Amazon is looking to right-size its industrial real estate network through a combination of subleases and is also reportedly eyeing early lease terminations in some cases.
The news was first reported by Bloomberg, with the outlet citing anonymous sources that said Amazon is looking to sublease as much as 10 million square feet of warehouse space. The report also raised the possibility of the e-commerce company walking away entirely from some leases, freeing up additional square footage.
Southern California, New York, New Jersey and Atlanta were cited in the report as markets where Amazon’s real estate portfolio is particularly bloated.
“Subleasing is a very common real estate practice,” Amazon spokesperson Alisa Carroll said in a statement provided to Sourcing Journal on Monday. “It allows us to relieve the financial obligations associated with an existing building that no longer meets our needs. Subleasing is something many established corporations do to help manage their real estate portfolio.”
Carroll declined to confirm whether early lease terminations, as reported by Bloomberg, are also being considered.

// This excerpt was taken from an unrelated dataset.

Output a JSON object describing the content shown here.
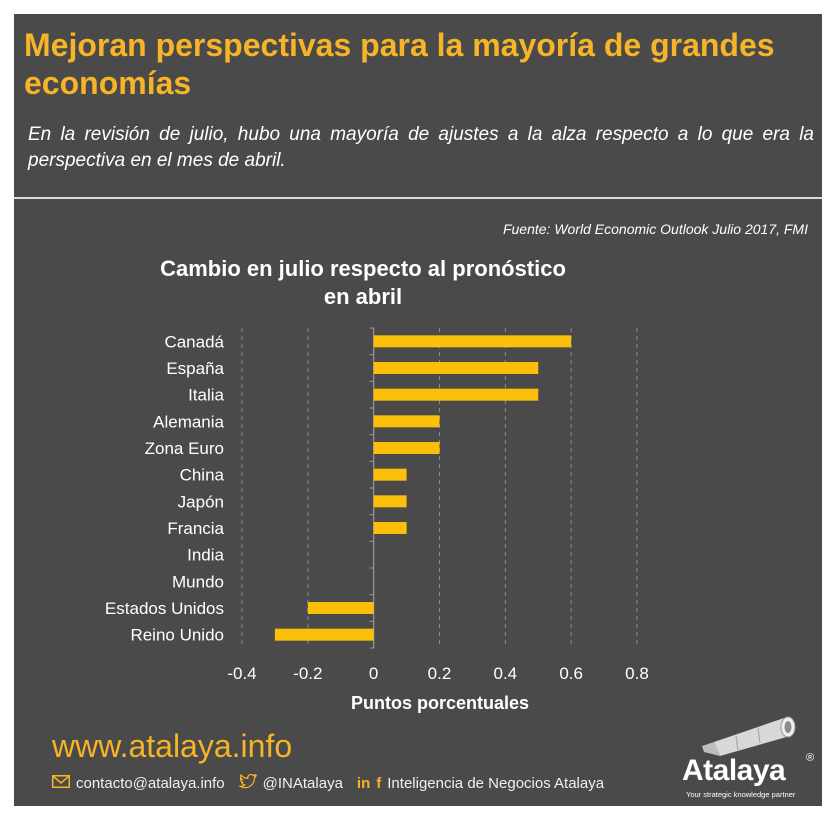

BigRentz, an online construction rental equipment marketplace, released a report in January saying Amazon’s warehouse network of currently operating facilities and planned projects totaled roughly 319 million square feet at the end of last year. The company’s fulfillment centers average about 800,000 square feet per facility.

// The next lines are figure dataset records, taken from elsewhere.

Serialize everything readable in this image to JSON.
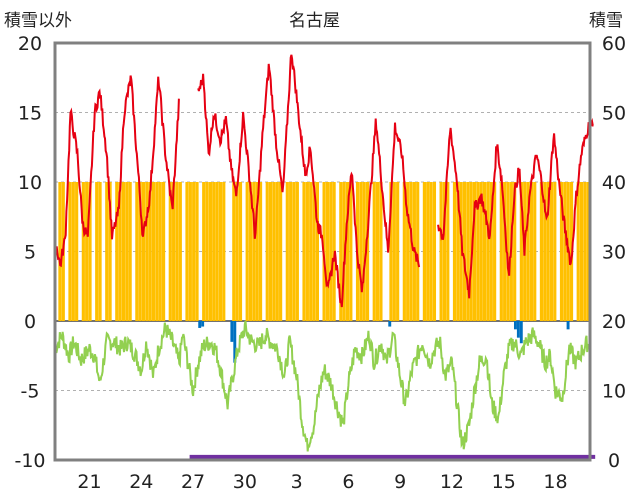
{
  "chart_data": {
    "type": "line",
    "title": "名古屋",
    "left_axis_label": "積雪以外",
    "right_axis_label": "積雪",
    "left_ylim": [
      -10,
      20
    ],
    "left_ticks": [
      "20",
      "15",
      "10",
      "5",
      "0",
      "-5",
      "-10"
    ],
    "right_ylim": [
      0,
      60
    ],
    "right_ticks": [
      "60",
      "50",
      "40",
      "30",
      "20",
      "10",
      "0"
    ],
    "x_tick_labels": [
      "21",
      "24",
      "27",
      "30",
      "3",
      "6",
      "9",
      "12",
      "15",
      "18"
    ],
    "x_tick_days": [
      2,
      5,
      8,
      11,
      14,
      17,
      20,
      23,
      26,
      29
    ],
    "x_range_days": [
      0,
      31
    ],
    "grid": "horizontal dashed",
    "colors": {
      "max_temp": "#e60012",
      "min_temp": "#92d050",
      "sunshine": "#ffc000",
      "precipitation": "#0070c0",
      "snow_depth": "#7030a0",
      "frame": "#808080"
    },
    "series": [
      {
        "type": "bar",
        "color": "#ffc000",
        "values": [
          0,
          10,
          10,
          0,
          10,
          10,
          10,
          0,
          10,
          10,
          10,
          0,
          10,
          10,
          0,
          10,
          10,
          0,
          10,
          10,
          10,
          10,
          10,
          0,
          10,
          10,
          10,
          10,
          10,
          10,
          10,
          10,
          10,
          0,
          10,
          10,
          10,
          10,
          0,
          10,
          10,
          10,
          10,
          0,
          10,
          10,
          10,
          10,
          10,
          10,
          10,
          0,
          0,
          10,
          10,
          10,
          0,
          10,
          10,
          10,
          10,
          10,
          0,
          10,
          10,
          10,
          10,
          10,
          0,
          10,
          10,
          10,
          10,
          0,
          10,
          10,
          10,
          10,
          10,
          0,
          10,
          10,
          10,
          10,
          0,
          10,
          10,
          10,
          10,
          0,
          10,
          10,
          10,
          10,
          0,
          10,
          10,
          10,
          0,
          0,
          10,
          10,
          10,
          0,
          10,
          10,
          10,
          10,
          10,
          0,
          10,
          10,
          10,
          10,
          0,
          10,
          10,
          10,
          0,
          10,
          10,
          10,
          10,
          10,
          10,
          10,
          10,
          10,
          10,
          10,
          10,
          10,
          0,
          10,
          10,
          10,
          10,
          10,
          0,
          10,
          10,
          10,
          10,
          10,
          0,
          10,
          10,
          10,
          10,
          10,
          0,
          10,
          10,
          10,
          10,
          0,
          10,
          10,
          10,
          10
        ]
      },
      {
        "type": "bar",
        "color": "#0070c0",
        "values": [
          0,
          0,
          0,
          0,
          0,
          0,
          0,
          0,
          0,
          0,
          0,
          0,
          0,
          0,
          0,
          0,
          0,
          0,
          0,
          0,
          0,
          0,
          0,
          0,
          0,
          0,
          0,
          0,
          0,
          0,
          0,
          0,
          0,
          0,
          0,
          0,
          0,
          0,
          0,
          0,
          0,
          0,
          0,
          0,
          0,
          0,
          0,
          0,
          0,
          -0.5,
          -0.4,
          0,
          0,
          0,
          0,
          0,
          0,
          0,
          0,
          0,
          -1.5,
          -3,
          0,
          0,
          0,
          0,
          0,
          0,
          0,
          0,
          0,
          0,
          0,
          0,
          0,
          0,
          0,
          0,
          0,
          0,
          0,
          0,
          0,
          0,
          0,
          0,
          0,
          0,
          0,
          0,
          0,
          0,
          0,
          0,
          0,
          0,
          0,
          0,
          0,
          0,
          0,
          0,
          0,
          0,
          0,
          0,
          0,
          0,
          0,
          0,
          0,
          0,
          0,
          0,
          -0.4,
          0,
          0,
          0,
          0,
          0,
          0,
          0,
          0,
          0,
          0,
          0,
          0,
          0,
          0,
          0,
          0,
          0,
          0,
          0,
          0,
          0,
          0,
          0,
          0,
          0,
          0,
          0,
          0,
          0,
          0,
          0,
          0,
          0,
          0,
          0,
          0,
          0,
          0,
          0,
          0,
          0,
          0,
          -0.6,
          -1.2,
          -1.6,
          0,
          0,
          0,
          0,
          0,
          0,
          0,
          0,
          0,
          0,
          0,
          0,
          0,
          0,
          0,
          -0.6,
          0,
          0,
          0,
          0,
          0,
          0,
          0
        ]
      },
      {
        "type": "line",
        "color": "#e60012",
        "segments": [
          {
            "x_start": 0.1,
            "x_end": 7.2,
            "anchors": [
              [
                0,
                6
              ],
              [
                0.3,
                4
              ],
              [
                0.6,
                6
              ],
              [
                0.9,
                15
              ],
              [
                1.3,
                12
              ],
              [
                1.6,
                7
              ],
              [
                1.9,
                6
              ],
              [
                2.3,
                15
              ],
              [
                2.6,
                16.5
              ],
              [
                3,
                12
              ],
              [
                3.3,
                6
              ],
              [
                3.7,
                8
              ],
              [
                4,
                15
              ],
              [
                4.4,
                17.5
              ],
              [
                4.8,
                11
              ],
              [
                5.1,
                6
              ],
              [
                5.5,
                9
              ],
              [
                6,
                17.5
              ],
              [
                6.4,
                12
              ],
              [
                6.8,
                8
              ],
              [
                7.2,
                16
              ]
            ]
          },
          {
            "x_start": 8.3,
            "x_end": 21.1,
            "anchors": [
              [
                8.3,
                16.5
              ],
              [
                8.6,
                17.5
              ],
              [
                8.9,
                12
              ],
              [
                9.2,
                15
              ],
              [
                9.6,
                13
              ],
              [
                9.9,
                14.5
              ],
              [
                10.2,
                11
              ],
              [
                10.5,
                9
              ],
              [
                10.9,
                14.8
              ],
              [
                11.3,
                10
              ],
              [
                11.6,
                6
              ],
              [
                12,
                13
              ],
              [
                12.4,
                18.5
              ],
              [
                12.8,
                13
              ],
              [
                13.2,
                9
              ],
              [
                13.7,
                19.5
              ],
              [
                14.1,
                15
              ],
              [
                14.5,
                10.5
              ],
              [
                14.8,
                12.5
              ],
              [
                15.2,
                7
              ],
              [
                15.5,
                6
              ],
              [
                15.8,
                2
              ],
              [
                16.2,
                5
              ],
              [
                16.6,
                1
              ],
              [
                16.9,
                7
              ],
              [
                17.2,
                11
              ],
              [
                17.5,
                5
              ],
              [
                17.8,
                2
              ],
              [
                18.2,
                8
              ],
              [
                18.6,
                14.5
              ],
              [
                19,
                9
              ],
              [
                19.3,
                5
              ],
              [
                19.7,
                14
              ],
              [
                20.1,
                12
              ],
              [
                20.4,
                8
              ],
              [
                20.8,
                5
              ],
              [
                21.1,
                4
              ]
            ]
          },
          {
            "x_start": 22.2,
            "x_end": 31.2,
            "anchors": [
              [
                22.2,
                7
              ],
              [
                22.5,
                6
              ],
              [
                22.9,
                14
              ],
              [
                23.3,
                10
              ],
              [
                23.6,
                5
              ],
              [
                24,
                2
              ],
              [
                24.3,
                8
              ],
              [
                24.7,
                9
              ],
              [
                25.2,
                6
              ],
              [
                25.6,
                12.8
              ],
              [
                25.9,
                10
              ],
              [
                26.3,
                3
              ],
              [
                26.6,
                9
              ],
              [
                26.9,
                11
              ],
              [
                27.2,
                5
              ],
              [
                27.5,
                9
              ],
              [
                27.9,
                12
              ],
              [
                28.2,
                10
              ],
              [
                28.5,
                7
              ],
              [
                28.9,
                13.5
              ],
              [
                29.2,
                10
              ],
              [
                29.5,
                7
              ],
              [
                29.9,
                4
              ],
              [
                30.2,
                9
              ],
              [
                30.5,
                12
              ],
              [
                30.9,
                14
              ]
            ]
          }
        ]
      },
      {
        "type": "line",
        "color": "#92d050",
        "anchors": [
          [
            0,
            -2
          ],
          [
            0.4,
            -1
          ],
          [
            0.8,
            -2.5
          ],
          [
            1.1,
            -1.5
          ],
          [
            1.5,
            -2.8
          ],
          [
            2,
            -2
          ],
          [
            2.3,
            -2.5
          ],
          [
            2.6,
            -4.5
          ],
          [
            3,
            -1.5
          ],
          [
            3.4,
            -1.5
          ],
          [
            3.8,
            -2
          ],
          [
            4.2,
            -1.5
          ],
          [
            4.6,
            -2.3
          ],
          [
            5,
            -3.5
          ],
          [
            5.3,
            -1.5
          ],
          [
            5.7,
            -4
          ],
          [
            6,
            -2
          ],
          [
            6.4,
            -0.5
          ],
          [
            6.8,
            -1.5
          ],
          [
            7.2,
            -3
          ],
          [
            7.4,
            -1
          ],
          [
            7.7,
            -3
          ],
          [
            8,
            -5
          ],
          [
            8.3,
            -3
          ],
          [
            8.6,
            -1.8
          ],
          [
            9,
            -1.5
          ],
          [
            9.3,
            -2
          ],
          [
            9.6,
            -3.5
          ],
          [
            10,
            -6
          ],
          [
            10.3,
            -4
          ],
          [
            10.6,
            -2
          ],
          [
            11,
            -0.5
          ],
          [
            11.4,
            -1.5
          ],
          [
            11.8,
            -1.8
          ],
          [
            12.2,
            -1
          ],
          [
            12.5,
            -1.5
          ],
          [
            12.9,
            -2
          ],
          [
            13.3,
            -4
          ],
          [
            13.6,
            -1.5
          ],
          [
            14,
            -4
          ],
          [
            14.3,
            -7
          ],
          [
            14.6,
            -9
          ],
          [
            15,
            -7.5
          ],
          [
            15.3,
            -5
          ],
          [
            15.6,
            -3.5
          ],
          [
            16,
            -4.5
          ],
          [
            16.3,
            -6
          ],
          [
            16.7,
            -7.5
          ],
          [
            17,
            -4.5
          ],
          [
            17.4,
            -2
          ],
          [
            17.8,
            -2.5
          ],
          [
            18.2,
            -1
          ],
          [
            18.5,
            -3
          ],
          [
            18.9,
            -1.5
          ],
          [
            19.2,
            -3
          ],
          [
            19.6,
            -1
          ],
          [
            20,
            -4
          ],
          [
            20.3,
            -6
          ],
          [
            20.7,
            -3.5
          ],
          [
            21,
            -2.5
          ],
          [
            21.3,
            -1.5
          ],
          [
            21.7,
            -3
          ],
          [
            22,
            -2
          ],
          [
            22.3,
            -1.5
          ],
          [
            22.6,
            -4
          ],
          [
            23,
            -3
          ],
          [
            23.3,
            -6
          ],
          [
            23.6,
            -9
          ],
          [
            24,
            -7.5
          ],
          [
            24.3,
            -5
          ],
          [
            24.6,
            -3
          ],
          [
            25,
            -2.5
          ],
          [
            25.3,
            -6
          ],
          [
            25.7,
            -7
          ],
          [
            26,
            -4
          ],
          [
            26.3,
            -2
          ],
          [
            26.6,
            -1.5
          ],
          [
            27,
            -2.5
          ],
          [
            27.3,
            -1.5
          ],
          [
            27.7,
            -1
          ],
          [
            28,
            -1.5
          ],
          [
            28.4,
            -3
          ],
          [
            28.7,
            -2.5
          ],
          [
            29,
            -5
          ],
          [
            29.4,
            -5.5
          ],
          [
            29.8,
            -2
          ],
          [
            30.2,
            -3
          ],
          [
            30.6,
            -2
          ],
          [
            30.9,
            -1.5
          ]
        ]
      },
      {
        "type": "line",
        "color": "#7030a0",
        "name": "",
        "segments": [
          {
            "x_start": 7.8,
            "x_end": 31.3,
            "y_right": 0.3
          }
        ]
      }
    ]
  }
}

The amount of space Amazon’s looking to sublet would represent about 3 percent of the overall network.
Amazon had the most space, nearly 32 million square feet, located in California, according to the BigRentz report. That was followed by Texas, with 27.5 million square feet, and Illinois rounding out the top three with 14.8 million.
The real estate news isn’t necessarily a surprise.

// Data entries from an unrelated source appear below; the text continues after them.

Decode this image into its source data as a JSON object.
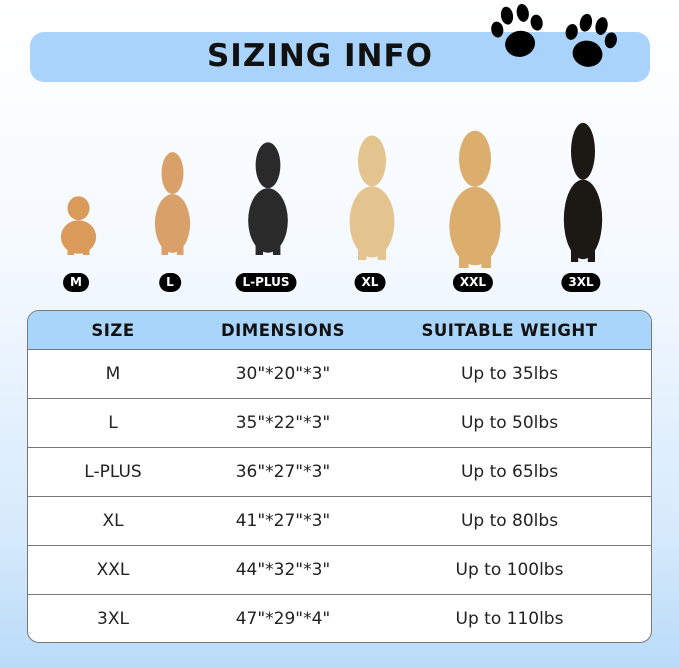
{
  "title": "SIZING INFO",
  "colors": {
    "banner": "#a9d3fa",
    "table_header": "#a9d5fb",
    "badge": "#000000"
  },
  "icons": [
    "paw-print-icon",
    "paw-print-icon"
  ],
  "dogs": [
    {
      "label": "M",
      "color": "#d99a5a"
    },
    {
      "label": "L",
      "color": "#d9a06a"
    },
    {
      "label": "L-PLUS",
      "color": "#2a2a2a"
    },
    {
      "label": "XL",
      "color": "#e3c48f"
    },
    {
      "label": "XXL",
      "color": "#dcae6e"
    },
    {
      "label": "3XL",
      "color": "#1c1814"
    }
  ],
  "table": {
    "headers": [
      "SIZE",
      "DIMENSIONS",
      "SUITABLE WEIGHT"
    ],
    "rows": [
      [
        "M",
        "30\"*20\"*3\"",
        "Up to 35lbs"
      ],
      [
        "L",
        "35\"*22\"*3\"",
        "Up to 50lbs"
      ],
      [
        "L-PLUS",
        "36\"*27\"*3\"",
        "Up to 65lbs"
      ],
      [
        "XL",
        "41\"*27\"*3\"",
        "Up to 80lbs"
      ],
      [
        "XXL",
        "44\"*32\"*3\"",
        "Up to 100lbs"
      ],
      [
        "3XL",
        "47\"*29\"*4\"",
        "Up to 110lbs"
      ]
    ]
  }
}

Amazon’s fulfillment network ballooned in a short amount of time, doubling in two years a network that had taken 25 years to develop.
“Today, as we’re no longer chasing physical or staffing capacity, our teams are squarely focused on improving productivity and cost efficiencies throughout our fulfillment network,” CEO Andy Jassy said to investors in a statement in late April at the time of the company’s first quarter report. “We know how to do this and have done it before.”
Chief financial officer Brian Olsavsky echoed the sentiment, telling analysts during the company’s earnings call that the fulfillment network had ballooned in response to the business surge seen during Covid.
A correction now appears in order as the company looks to tame costs and size the fulfillment network in line with consumer demand and its workforce.
The company noted a softening of warehouse productivity in the later part of the first quarter, stuck with too many workers that had been hired to cover shifts left vacant during the omicron variant’s surge. However, Olsavsky said the productivity situation showed signs of improvement in the remaining weeks of the recently ended quarter.
“Despite still seeing strong customer demand and expansion of our [Fulfillment by Amazon] business, we currently have excess capacity in our fulfillment and transportation network. Capacity decisions are made years in advance, and we made conscious decisions in 2020 and early 2021 to not let space be a constraint in our business,” Olsavsky said during the April earnings call. “During the pandemic, we were facing not only unprecedented demand but also extended lead times on new capacity. And, we built toward the high end of a very volatile demand outlook. Now that demand patterns have stabilized, we see an opportunity to better match our capacity to demand.”
He went on to tell analysts the company was working on finding the balance between “having the right capacity and the right demand matched at the warehouse level and the transportation node level.”
The CFO didn’t go into detail during the call on how that balance is being struck or the markets where the company is holding too much real estate.
Amazon shares ended trading Monday about flat to $2,151.14. The company had a recent market cap of $1.1 trillion.